TRUE Quantification of the isotope is not a semi-/pseudoquantification based upon extrapolating results using extraction data mathematically derived to “correlate” with results [8]. The word “correlate” [8] should be the giveaway clue, limiting the ability to truly quantitatively measure changes [9-14] in regional blood flow and metabolism. Such a method makes flawed presumptions including that the entire isotope absent from the arterial bed has gone only to the tissue of interest and nowhere else. The method also uses a matrix setting, which as we have previously demonstrated [10-14], produces a 33.9% error due to septal artifact, Fourier transfer and modulation transfer function.
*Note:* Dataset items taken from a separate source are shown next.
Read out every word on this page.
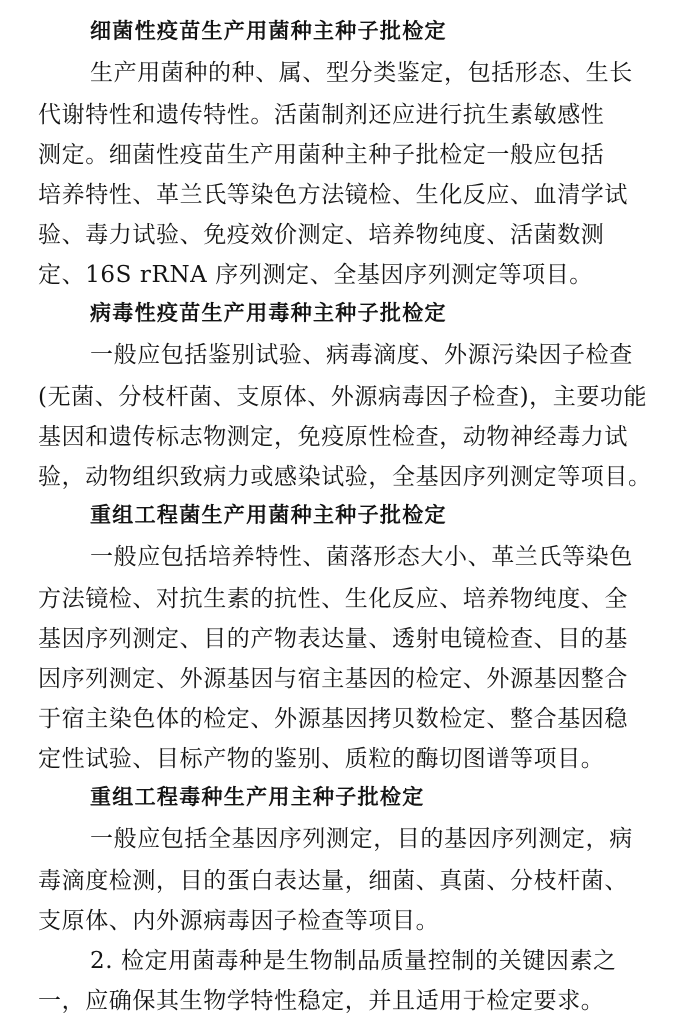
细菌性疫苗生产用菌种主种子批检定
生产用菌种的种、属、型分类鉴定，包括形态、生长
代谢特性和遗传特性。活菌制剂还应进行抗生素敏感性
测定。细菌性疫苗生产用菌种主种子批检定一般应包括
培养特性、革兰氏等染色方法镜检、生化反应、血清学试
验、毒力试验、免疫效价测定、培养物纯度、活菌数测
定、16S rRNA 序列测定、全基因序列测定等项目。
病毒性疫苗生产用毒种主种子批检定
一般应包括鉴别试验、病毒滴度、外源污染因子检查
(无菌、分枝杆菌、支原体、外源病毒因子检查)，主要功能
基因和遗传标志物测定，免疫原性检查，动物神经毒力试
验，动物组织致病力或感染试验，全基因序列测定等项目。
重组工程菌生产用菌种主种子批检定
一般应包括培养特性、菌落形态大小、革兰氏等染色
方法镜检、对抗生素的抗性、生化反应、培养物纯度、全
基因序列测定、目的产物表达量、透射电镜检查、目的基
因序列测定、外源基因与宿主基因的检定、外源基因整合
于宿主染色体的检定、外源基因拷贝数检定、整合基因稳
定性试验、目标产物的鉴别、质粒的酶切图谱等项目。
重组工程毒种生产用主种子批检定
一般应包括全基因序列测定，目的基因序列测定，病
毒滴度检测，目的蛋白表达量，细菌、真菌、分枝杆菌、
支原体、内外源病毒因子检查等项目。
2. 检定用菌毒种是生物制品质量控制的关键因素之
一，应确保其生物学特性稳定，并且适用于检定要求。
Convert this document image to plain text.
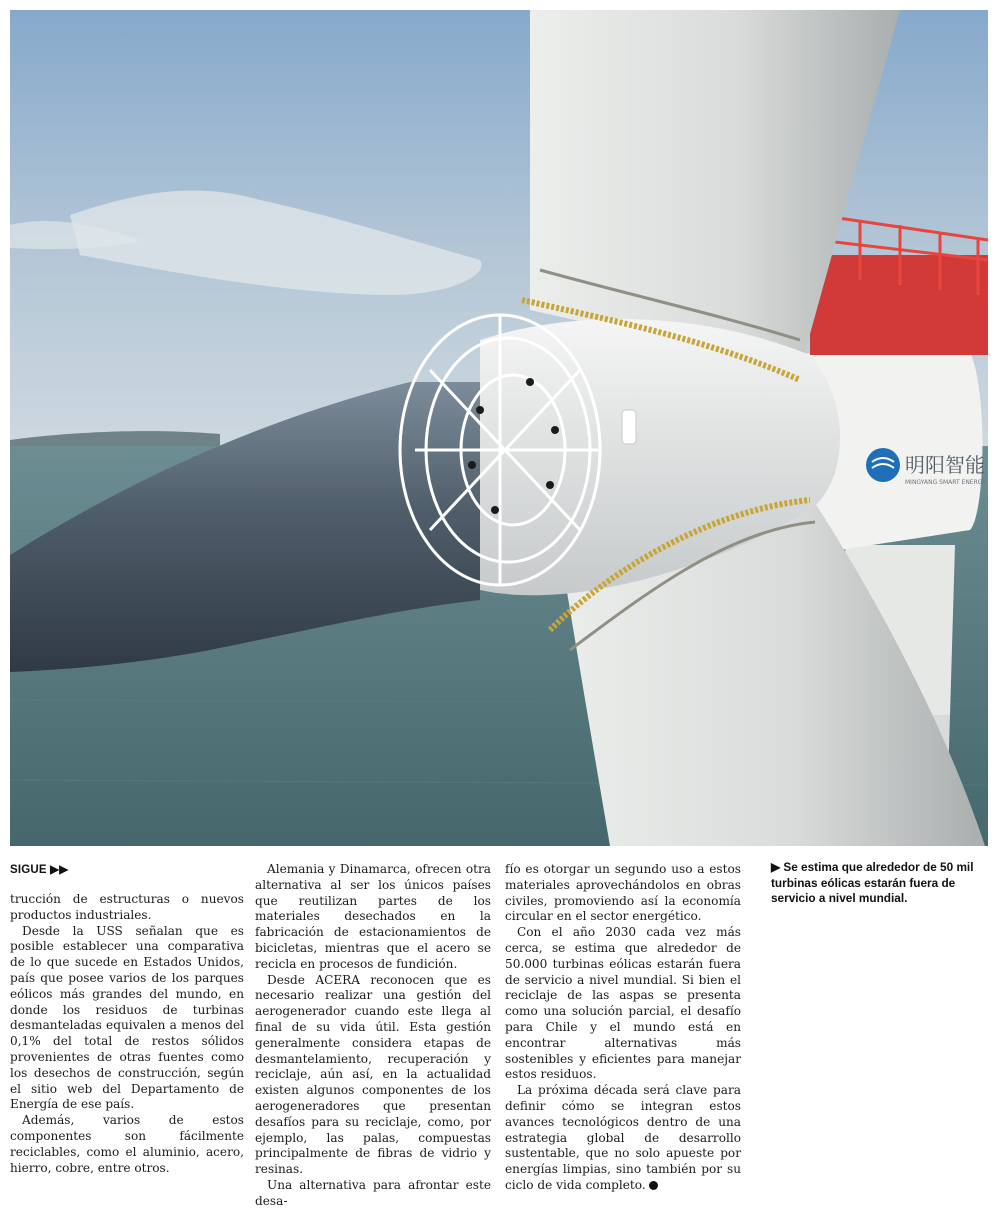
明阳智能
MINGYANG SMART ENERGY
SIGUE ▶▶

trucción de estructuras o nuevos productos industriales.

Desde la USS señalan que es posible establecer una comparativa de lo que sucede en Estados Unidos, país que posee varios de los parques eólicos más grandes del mundo, en donde los residuos de turbinas desmanteladas equivalen a menos del 0,1% del total de restos sólidos provenientes de otras fuentes como los desechos de construcción, según el sitio web del Departamento de Energía de ese país.

Además, varios de estos componentes son fácilmente reciclables, como el aluminio, acero, hierro, cobre, entre otros.

Alemania y Dinamarca, ofrecen otra alternativa al ser los únicos países que reutilizan partes de los materiales desechados en la fabricación de estacionamientos de bicicletas, mientras que el acero se recicla en procesos de fundición.

Desde ACERA reconocen que es necesario realizar una gestión del aerogenerador cuando este llega al final de su vida útil. Esta gestión generalmente considera etapas de desmantelamiento, recuperación y reciclaje, aún así, en la actualidad existen algunos componentes de los aerogeneradores que presentan desafíos para su reciclaje, como, por ejemplo, las palas, compuestas principalmente de fibras de vidrio y resinas.

Una alternativa para afrontar este desa-

fío es otorgar un segundo uso a estos materiales aprovechándolos en obras civiles, promoviendo así la economía circular en el sector energético.

Con el año 2030 cada vez más cerca, se estima que alrededor de 50.000 turbinas eólicas estarán fuera de servicio a nivel mundial. Si bien el reciclaje de las aspas se presenta como una solución parcial, el desafío para Chile y el mundo está en encontrar alternativas más sostenibles y eficientes para manejar estos residuos.

La próxima década será clave para definir cómo se integran estos avances tecnológicos dentro de una estrategia global de desarrollo sustentable, que no solo apueste por energías limpias, sino también por su ciclo de vida completo.

▶ Se estima que alrededor de 50 mil turbinas eólicas estarán fuera de servicio a nivel mundial.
These limitations produce a semi-/pseudo-quantification derived from “first-pass extraction” and not a True measurement of the tissue isotope scintillation within the tissue of interest; particularly as those changes occur serially over time, a requirement for measuring treatment responses and coronary artery disease [9-15].
True quantification then requires camera calibration to a known standard based upon what is being “measured”. For scintillation cameras, this means the known standard must be actual isotope scintillation measurement. To know that we are accurately counting scintillations requires the use of an isotope with measureable scintillation. True scintillation can only be known by measuring change in scintillation over time, physically defined as isotope halflife/ decay curve, which defines the change in scintillation over time, providing a known changing value of scintillations, which can then be measured and standardized to. To standardize a scintillation camera (measurement tool), requires calibrating/standardizing the tool to this isotope decay. The specific isotope is determined by the measuring tool (hand held, SPECT, PET, etc.) being used, the isotopes it can detect, and which isotope is being used for the diagnostic study.
Accuracy is defined as the ability of the tool (scintillation camera) to correctly measure the change in isotope scintillations over time. This patented process is known as “The Fleming Method” and is the first part of the patent known as “The Fleming Method for Tissue and Vascular Differentiation and Metabolism using same state single or sequential quantification comparisons” and “Quantified differentiation and identification of changes in tissue by enhancing differences in blood flow and metabolic activity” [9- 15]. Other methods are “semi-/pseudo-quantitative” while only FMTVDM©℗ provides true “absolute quantification of myocardial blood flow (Figure 2)” and tissue metabolism (Figure 3) including “calibration”, making FMTVDM©℗ THE tool “ready for prime time” [6].
With a clearer understanding of these terms, FMTVDM©℗ stressfirst/ stress-only imaging is here! Artificial Intelligence (AI) is not a repository of human errors. It is a truly quantified method resulting from scintillation camera calibration to a known standard, serial acquisitions of a single injected dose of isotope with quantification of changes (redistribution) of that isotope scintillation over time, the insertion of those scintillation changes into proprietary equations derived by real time quantified changes in blood flow [3] deriving an unbiased non-qualitative “quantitative” diagnostic result without introduction of human error and it is here [2-4,9-15].